Figure 2: Confidence interval for the mean math scores
We’re 95% confident the mean standardized math score for high school seniors is between 51.3 and 54.0.
$t = \dfrac{\overline{y}-\mu_0}{s/\sqrt{n}} = \dfrac{52.6-55}{9.37/\sqrt{200}} = -3.62$ . The more accurate test statistic in the “One Sample T-Test” output (Fig. 3) is $-3.55$ .

Figure 3 Hypothesis test for a mean in math scores

The p-value from the code pt(-3.55, df=199) is 0.0002, which in the “One Sample T-Test” output (Fig. 3) is shown as “<.001.”
Since p-value $< 0.001 < \alpha = 0.05$ , there is sufficient evidence to reject the null hypothesis.

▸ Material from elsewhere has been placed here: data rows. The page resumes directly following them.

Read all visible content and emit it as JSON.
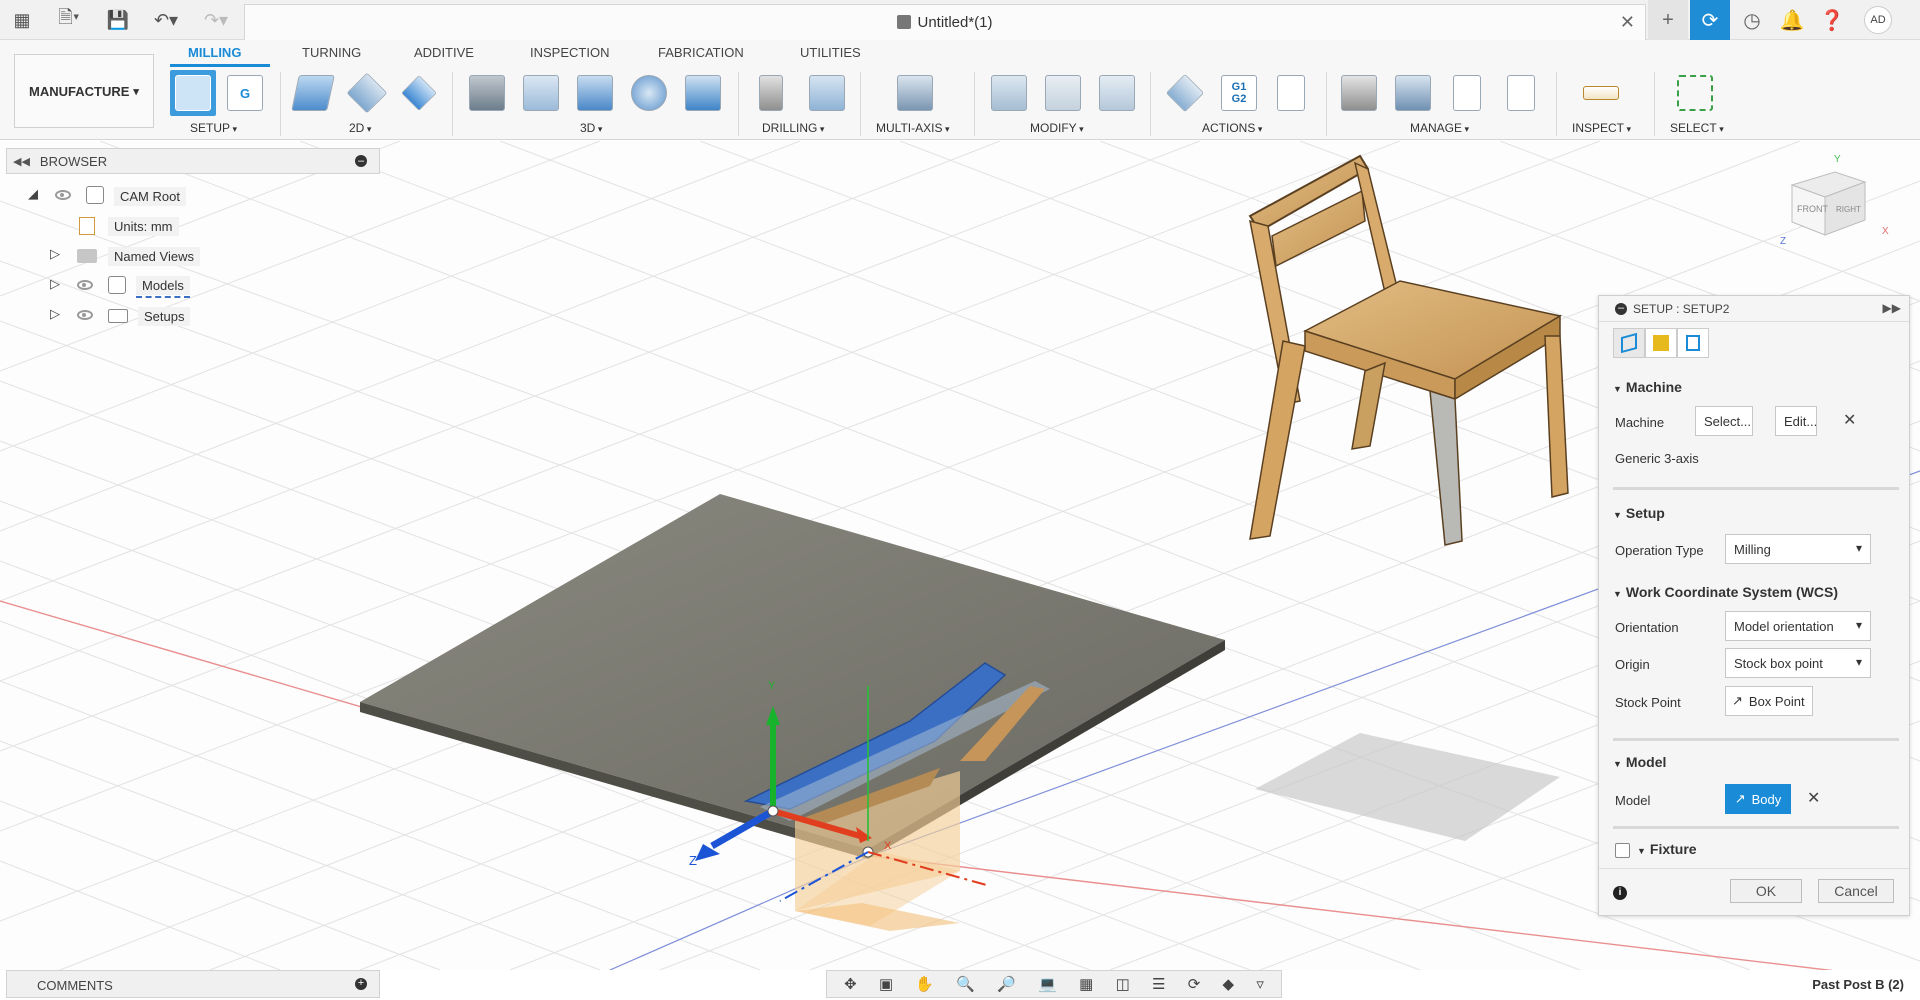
{
  "app": {
    "document_title": "Untitled*(1)",
    "user_initials": "AD"
  },
  "ribbon": {
    "workspace": "MANUFACTURE",
    "tabs": [
      "MILLING",
      "TURNING",
      "ADDITIVE",
      "INSPECTION",
      "FABRICATION",
      "UTILITIES"
    ],
    "active_tab": "MILLING",
    "groups": [
      "SETUP",
      "2D",
      "3D",
      "DRILLING",
      "MULTI-AXIS",
      "MODIFY",
      "ACTIONS",
      "MANAGE",
      "INSPECT",
      "SELECT"
    ],
    "actions_g1g2": "G1\nG2"
  },
  "browser": {
    "title": "BROWSER",
    "items": [
      {
        "label": "CAM Root"
      },
      {
        "label": "Units: mm"
      },
      {
        "label": "Named Views"
      },
      {
        "label": "Models"
      },
      {
        "label": "Setups"
      }
    ]
  },
  "setup_dialog": {
    "title": "SETUP : SETUP2",
    "sections": {
      "machine": {
        "heading": "Machine",
        "machine_label": "Machine",
        "select_btn": "Select...",
        "edit_btn": "Edit...",
        "machine_name": "Generic 3-axis"
      },
      "setup": {
        "heading": "Setup",
        "operation_type_label": "Operation Type",
        "operation_type_value": "Milling"
      },
      "wcs": {
        "heading": "Work Coordinate System (WCS)",
        "orientation_label": "Orientation",
        "orientation_value": "Model orientation",
        "origin_label": "Origin",
        "origin_value": "Stock box point",
        "stock_point_label": "Stock Point",
        "stock_point_value": "Box Point"
      },
      "model": {
        "heading": "Model",
        "model_label": "Model",
        "model_value": "Body"
      },
      "fixture": {
        "heading": "Fixture",
        "checked": false
      }
    },
    "ok": "OK",
    "cancel": "Cancel"
  },
  "viewport": {
    "axis_labels": {
      "y": "Y",
      "z": "Z",
      "x": "X"
    },
    "viewcube": {
      "front": "FRONT",
      "right": "RIGHT",
      "y": "Y",
      "z": "Z",
      "x": "X"
    }
  },
  "bottom": {
    "comments": "COMMENTS",
    "post": "Past Post B (2)"
  },
  "colors": {
    "accent": "#1a8bd6",
    "stock": "#7c7b73",
    "chair_wood": "#d9ae70",
    "part_blue": "#3b6fc4"
  }
}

The data support the admission officer’s belief that the mean standardized math score for high school seniors is not 55. Based on the confidence interval from question 2, the mean score appears to be less than 55.
The sample size is at least 30 and there are no particularly extreme outliers evident in the normal probability plot, so the nearly normal condition is likely satisfied.

Figure 4: Normal probability plot for math and science scores
$\overline{y} \pm t^* \times SE(\overline{y}) = 0.795 \pm 1.972 \times 0.586 = 0.795 \pm 1.156 = (-0.361, 1.951)$ . The interval in the “Paired Samples T-Test” output (Fig. 5) is given as $(-0.361, 1.95)$ .

Figure 5: Confidence interval for math and science scores
We’re 95% confident the difference in the mean scores of high school seniors for math and science is between $-0.361$ and $1.95$ .
$t = \dfrac{\overline{y}-\mu_0}{SE(\overline{y})} = \dfrac{0.795-0}{0.586} = 1.36$ , which matches the value in the “Paired Samples T-Test” output (Fig. 5).
The p-value from the code 2*(1-pt(1.36, df=199)) is 0.175. The more accurate p-vale in the “Paired Samples T-Test” output (Fig. 5) is 0.177.
Since p-value $= 0.177 > \alpha = 0.05$ , there is insufficient evidence to reject the null hypothesis. The data do not support the admission officer’s belief that the mean standardized math score for high school seniors differs from the mean standardized science score.